Microsoft chief executive Satya Nadella said he had long admired LinkedIn: "I have been thinking about this for a long time."
The deal was "key to our bold ambition to reinvent productivity and business processes", he added.
The company planned a different approach to integrating LinkedIn to preserve its culture and brand, Mr Nadella said: "That's what's going to be very very different about this."
Microsoft had a long record of successfully integrating acquisitions, he explained, citing Minecraft - the video game whose maker it bought in 2014 for $2.5bn - as well as its very first purchase: the presentation software PowerPoint for $14m in 1987.
LinkedIn shares soared 47%, or $61.50, to $192.60 in New York following the announcement of the deal.
Shares in the company, which floated in May 2011, have fallen by more than 40% this year.
The stock plunged by a quarter in February after the company issued a profit warning for the first quarter and reported an annual loss of $166m.
Ivan Feinseth, analyst at Tigress Financial Partners, said that LinkedIn was a great business "even though the company stubbed their toe back in February.

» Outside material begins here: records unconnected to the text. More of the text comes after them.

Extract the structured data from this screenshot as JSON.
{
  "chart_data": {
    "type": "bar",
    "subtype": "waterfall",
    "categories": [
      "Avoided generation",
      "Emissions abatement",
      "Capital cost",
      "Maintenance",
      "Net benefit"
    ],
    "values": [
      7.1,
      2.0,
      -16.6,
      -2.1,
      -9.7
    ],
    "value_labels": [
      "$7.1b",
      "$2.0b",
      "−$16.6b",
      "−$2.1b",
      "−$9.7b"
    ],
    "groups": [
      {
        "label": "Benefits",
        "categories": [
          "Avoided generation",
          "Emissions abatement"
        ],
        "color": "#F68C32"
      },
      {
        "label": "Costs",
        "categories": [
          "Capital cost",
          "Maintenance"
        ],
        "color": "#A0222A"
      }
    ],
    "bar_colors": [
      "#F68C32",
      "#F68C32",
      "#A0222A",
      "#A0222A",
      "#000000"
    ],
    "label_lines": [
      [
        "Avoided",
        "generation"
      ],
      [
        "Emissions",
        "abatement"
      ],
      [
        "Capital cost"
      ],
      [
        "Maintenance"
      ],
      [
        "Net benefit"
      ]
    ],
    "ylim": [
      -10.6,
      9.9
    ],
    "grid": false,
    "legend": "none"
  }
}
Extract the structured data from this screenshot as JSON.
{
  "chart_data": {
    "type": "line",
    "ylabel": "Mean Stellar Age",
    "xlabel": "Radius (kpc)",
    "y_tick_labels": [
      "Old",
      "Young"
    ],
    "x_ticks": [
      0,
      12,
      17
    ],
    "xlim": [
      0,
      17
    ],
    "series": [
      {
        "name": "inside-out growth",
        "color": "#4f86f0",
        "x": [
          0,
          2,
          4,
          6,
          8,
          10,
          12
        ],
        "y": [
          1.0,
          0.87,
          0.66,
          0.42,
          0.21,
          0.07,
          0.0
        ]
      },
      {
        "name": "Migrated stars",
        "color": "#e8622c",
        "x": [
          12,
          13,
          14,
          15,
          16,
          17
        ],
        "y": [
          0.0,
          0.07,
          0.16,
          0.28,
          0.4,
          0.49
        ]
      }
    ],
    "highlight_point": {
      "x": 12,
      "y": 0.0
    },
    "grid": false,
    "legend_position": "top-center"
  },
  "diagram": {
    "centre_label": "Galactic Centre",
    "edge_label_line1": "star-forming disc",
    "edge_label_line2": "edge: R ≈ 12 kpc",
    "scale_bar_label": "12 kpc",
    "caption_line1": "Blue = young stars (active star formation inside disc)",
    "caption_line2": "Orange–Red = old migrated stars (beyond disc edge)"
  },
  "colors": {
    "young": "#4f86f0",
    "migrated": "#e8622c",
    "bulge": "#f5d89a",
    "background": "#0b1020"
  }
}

It's a premium company and it deserves a premium valuation."
Shares in Microsoft fell 2.6% to $50.16, bringing the decline this year to almost 10%.
'Incredible opportunity'
Jeff Weiner will remain chief executive, reporting to Mr Nadella. He and Reid Hoffman - the chairman, co-founder and controlling shareholder of LinkedIn - both backed the deal.
"Today is a re-founding moment for LinkedIn," said Mr Hoffman. "I see incredible opportunity for our members and customers and look forward to supporting this new and combined business."

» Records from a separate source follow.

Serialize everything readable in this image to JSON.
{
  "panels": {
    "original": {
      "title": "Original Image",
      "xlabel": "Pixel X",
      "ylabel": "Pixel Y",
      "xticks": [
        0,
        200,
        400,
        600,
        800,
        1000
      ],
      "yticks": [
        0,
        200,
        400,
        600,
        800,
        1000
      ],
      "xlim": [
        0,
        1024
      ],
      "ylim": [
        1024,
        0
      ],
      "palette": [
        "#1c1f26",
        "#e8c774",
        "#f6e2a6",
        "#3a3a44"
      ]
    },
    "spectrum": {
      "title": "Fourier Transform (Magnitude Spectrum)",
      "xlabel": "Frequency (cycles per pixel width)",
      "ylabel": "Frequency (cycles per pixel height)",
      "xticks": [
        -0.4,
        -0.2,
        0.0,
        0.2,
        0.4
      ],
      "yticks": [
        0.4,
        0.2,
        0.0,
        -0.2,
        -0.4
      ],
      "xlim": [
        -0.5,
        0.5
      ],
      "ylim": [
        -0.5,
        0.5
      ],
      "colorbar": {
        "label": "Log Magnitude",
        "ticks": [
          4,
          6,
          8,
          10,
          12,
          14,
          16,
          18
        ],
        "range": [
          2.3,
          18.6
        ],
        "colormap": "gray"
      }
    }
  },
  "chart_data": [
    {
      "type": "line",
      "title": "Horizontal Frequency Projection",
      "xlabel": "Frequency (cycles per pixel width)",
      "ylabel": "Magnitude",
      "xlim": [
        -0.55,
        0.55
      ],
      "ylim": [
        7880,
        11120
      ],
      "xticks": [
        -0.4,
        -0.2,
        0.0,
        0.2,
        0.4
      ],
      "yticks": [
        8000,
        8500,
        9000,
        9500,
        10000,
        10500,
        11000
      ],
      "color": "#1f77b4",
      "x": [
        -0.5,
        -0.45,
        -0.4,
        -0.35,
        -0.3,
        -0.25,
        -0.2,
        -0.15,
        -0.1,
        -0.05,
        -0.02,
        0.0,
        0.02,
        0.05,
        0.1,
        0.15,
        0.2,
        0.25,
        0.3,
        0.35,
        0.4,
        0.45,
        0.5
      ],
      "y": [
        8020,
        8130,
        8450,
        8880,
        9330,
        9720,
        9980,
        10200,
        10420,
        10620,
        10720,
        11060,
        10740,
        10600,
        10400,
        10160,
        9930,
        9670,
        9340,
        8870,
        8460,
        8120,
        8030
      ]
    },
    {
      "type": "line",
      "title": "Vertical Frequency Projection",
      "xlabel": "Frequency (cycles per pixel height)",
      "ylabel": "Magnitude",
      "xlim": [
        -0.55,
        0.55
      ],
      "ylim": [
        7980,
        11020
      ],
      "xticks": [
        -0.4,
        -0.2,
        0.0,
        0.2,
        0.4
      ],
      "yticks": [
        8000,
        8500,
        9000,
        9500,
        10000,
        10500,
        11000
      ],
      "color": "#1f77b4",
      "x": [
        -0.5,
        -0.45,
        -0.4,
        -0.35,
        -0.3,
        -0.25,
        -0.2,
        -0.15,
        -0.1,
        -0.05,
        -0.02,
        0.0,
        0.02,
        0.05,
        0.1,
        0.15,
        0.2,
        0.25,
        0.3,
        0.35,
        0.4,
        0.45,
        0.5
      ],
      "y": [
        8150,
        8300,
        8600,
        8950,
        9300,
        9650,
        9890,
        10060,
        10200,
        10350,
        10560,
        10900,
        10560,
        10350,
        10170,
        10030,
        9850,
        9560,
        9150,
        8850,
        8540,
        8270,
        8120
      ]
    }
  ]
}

LinkedIn has been trying to expand by offering users more messaging options, mobile apps and a revamped "newsfeed" to help boost engagement.
Last year, the site pledged to send less frequent and "more relevant" messages after numerous user complaints.
The takeover is by far the biggest acquisition made by Microsoft, which paid $8.5bn for Skype in 2011 and bought Nokia's mobile phone business for $7.2bn in 2013.
The LinkedIn acquisition also eclipses the $19bn that Facebook paid for WhatsApp in 2014.
Despite having a cash pile of about $92bn, Microsoft said it would pay for LinkedIn mostly by issuing new debt.
It expects the deal, which must be approved by regulators in the US, EU, Canada and Brazil, to generate annual savings of $150m by 2018.